Федор ошалел от безделья и скуки и теперь читал, валяясь на мягком диванчике, безразмерный любовный роман под названием "Девственница".

- Едем на дачу, - сказала Елена Сергеевна, и Федор заметил, что в ней как будто что-то сломалось. Плечи опущены, выбившиеся из прически пряди вяло висели вдоль щек.

Видно, хозяйка уловила удивление в его глазах. Этот строгий мужчина (уголовник, как шепнула ей всезнающая горничная Таня), вопреки всему, вызывал в ней ощущение надежности. Но Елена знала. как трагически обманчивы бывают ощущения.

- У меня болит голова... - вдруг жалобно сказала она, словно бросая пробный шар.

- Так останьтесь в Москве. - Федор удивился еще больше. Такого тона он от хозяйки не ожидал.

- Но муж... Артур Нерсесович просил приехать к ужину. Собирайтесь.
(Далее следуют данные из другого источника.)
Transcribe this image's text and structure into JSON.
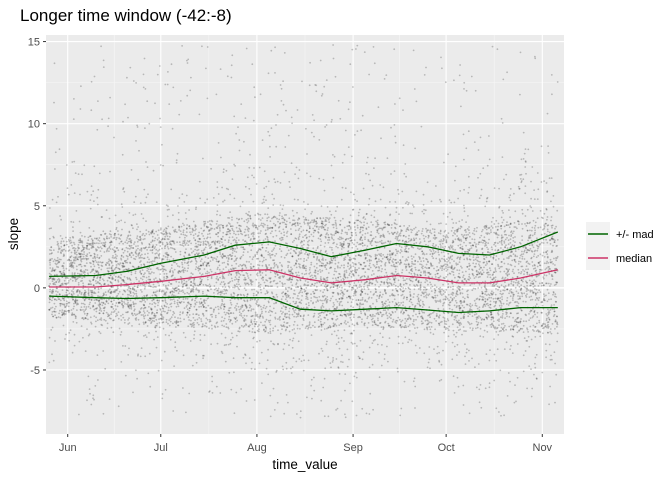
{
  "chart_data": {
    "type": "scatter",
    "title": "Longer time window (-42:-8)",
    "xlabel": "time_value",
    "ylabel": "slope",
    "x_range": [
      "2021-05-25",
      "2021-11-08"
    ],
    "ylim": [
      -8.9,
      15.4
    ],
    "x_ticks": [
      {
        "date": "2021-06-01",
        "label": "Jun"
      },
      {
        "date": "2021-07-01",
        "label": "Jul"
      },
      {
        "date": "2021-08-01",
        "label": "Aug"
      },
      {
        "date": "2021-09-01",
        "label": "Sep"
      },
      {
        "date": "2021-10-01",
        "label": "Oct"
      },
      {
        "date": "2021-11-01",
        "label": "Nov"
      }
    ],
    "y_ticks": [
      {
        "value": -5,
        "label": "-5"
      },
      {
        "value": 0,
        "label": "0"
      },
      {
        "value": 5,
        "label": "5"
      },
      {
        "value": 10,
        "label": "10"
      },
      {
        "value": 15,
        "label": "15"
      }
    ],
    "hline": 0,
    "grid": true,
    "background": "#ebebeb",
    "legend_position": "right",
    "points_color": "#000000",
    "scatter_density_profile": [
      {
        "x": "2021-05-26",
        "core_low": -1.8,
        "core_high": 3.0
      },
      {
        "x": "2021-07-01",
        "core_low": -2.2,
        "core_high": 3.6
      },
      {
        "x": "2021-08-01",
        "core_low": -2.8,
        "core_high": 4.6
      },
      {
        "x": "2021-09-01",
        "core_low": -2.4,
        "core_high": 4.2
      },
      {
        "x": "2021-10-01",
        "core_low": -2.6,
        "core_high": 3.6
      },
      {
        "x": "2021-11-06",
        "core_low": -2.8,
        "core_high": 4.4
      }
    ],
    "series": [
      {
        "name": "+/- mad",
        "color": "#006400",
        "points": [
          {
            "x": "2021-05-26",
            "y": 0.7
          },
          {
            "x": "2021-06-10",
            "y": 0.75
          },
          {
            "x": "2021-06-20",
            "y": 1.0
          },
          {
            "x": "2021-07-01",
            "y": 1.5
          },
          {
            "x": "2021-07-15",
            "y": 2.0
          },
          {
            "x": "2021-07-25",
            "y": 2.6
          },
          {
            "x": "2021-08-05",
            "y": 2.8
          },
          {
            "x": "2021-08-15",
            "y": 2.4
          },
          {
            "x": "2021-08-25",
            "y": 1.9
          },
          {
            "x": "2021-09-05",
            "y": 2.3
          },
          {
            "x": "2021-09-15",
            "y": 2.7
          },
          {
            "x": "2021-09-25",
            "y": 2.5
          },
          {
            "x": "2021-10-05",
            "y": 2.1
          },
          {
            "x": "2021-10-15",
            "y": 2.0
          },
          {
            "x": "2021-10-25",
            "y": 2.5
          },
          {
            "x": "2021-11-06",
            "y": 3.4
          }
        ],
        "lower_points": [
          {
            "x": "2021-05-26",
            "y": -0.5
          },
          {
            "x": "2021-06-10",
            "y": -0.6
          },
          {
            "x": "2021-06-20",
            "y": -0.65
          },
          {
            "x": "2021-07-01",
            "y": -0.6
          },
          {
            "x": "2021-07-15",
            "y": -0.5
          },
          {
            "x": "2021-07-25",
            "y": -0.6
          },
          {
            "x": "2021-08-05",
            "y": -0.6
          },
          {
            "x": "2021-08-15",
            "y": -1.3
          },
          {
            "x": "2021-08-25",
            "y": -1.4
          },
          {
            "x": "2021-09-05",
            "y": -1.3
          },
          {
            "x": "2021-09-15",
            "y": -1.2
          },
          {
            "x": "2021-09-25",
            "y": -1.35
          },
          {
            "x": "2021-10-05",
            "y": -1.5
          },
          {
            "x": "2021-10-15",
            "y": -1.4
          },
          {
            "x": "2021-10-25",
            "y": -1.2
          },
          {
            "x": "2021-11-06",
            "y": -1.2
          }
        ]
      },
      {
        "name": "median",
        "color": "#cc3366",
        "points": [
          {
            "x": "2021-05-26",
            "y": 0.05
          },
          {
            "x": "2021-06-10",
            "y": 0.05
          },
          {
            "x": "2021-06-20",
            "y": 0.2
          },
          {
            "x": "2021-07-01",
            "y": 0.4
          },
          {
            "x": "2021-07-15",
            "y": 0.7
          },
          {
            "x": "2021-07-25",
            "y": 1.05
          },
          {
            "x": "2021-08-05",
            "y": 1.1
          },
          {
            "x": "2021-08-15",
            "y": 0.6
          },
          {
            "x": "2021-08-25",
            "y": 0.3
          },
          {
            "x": "2021-09-05",
            "y": 0.5
          },
          {
            "x": "2021-09-15",
            "y": 0.75
          },
          {
            "x": "2021-09-25",
            "y": 0.6
          },
          {
            "x": "2021-10-05",
            "y": 0.3
          },
          {
            "x": "2021-10-15",
            "y": 0.3
          },
          {
            "x": "2021-10-25",
            "y": 0.6
          },
          {
            "x": "2021-11-06",
            "y": 1.1
          }
        ]
      }
    ]
  }
}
"Неужели любовники заподозрили, что их обули?" - мелькнуло в мозгу у Федора.

Она словно ждала от него каких-то важных слов или хотя бы знака, что он - за нее. Минута была решительная.

"Э, милая, - подумал Артюхов, - я ради тебя и твоего хахаля в сортире "свиньей" болтаться не хочу".

А вслух сказал:

- Вы, если вам что надо, просите меня... Чего я целыми днями от скуки балдею?

Елена Сергеевна попыталась поймать его взгляд. И теперь они смотрели друг на друга. Глаза в глаза.

- Хорошо. Идите, - пробормотала она, не выдержав первой, и отвернулась к окну.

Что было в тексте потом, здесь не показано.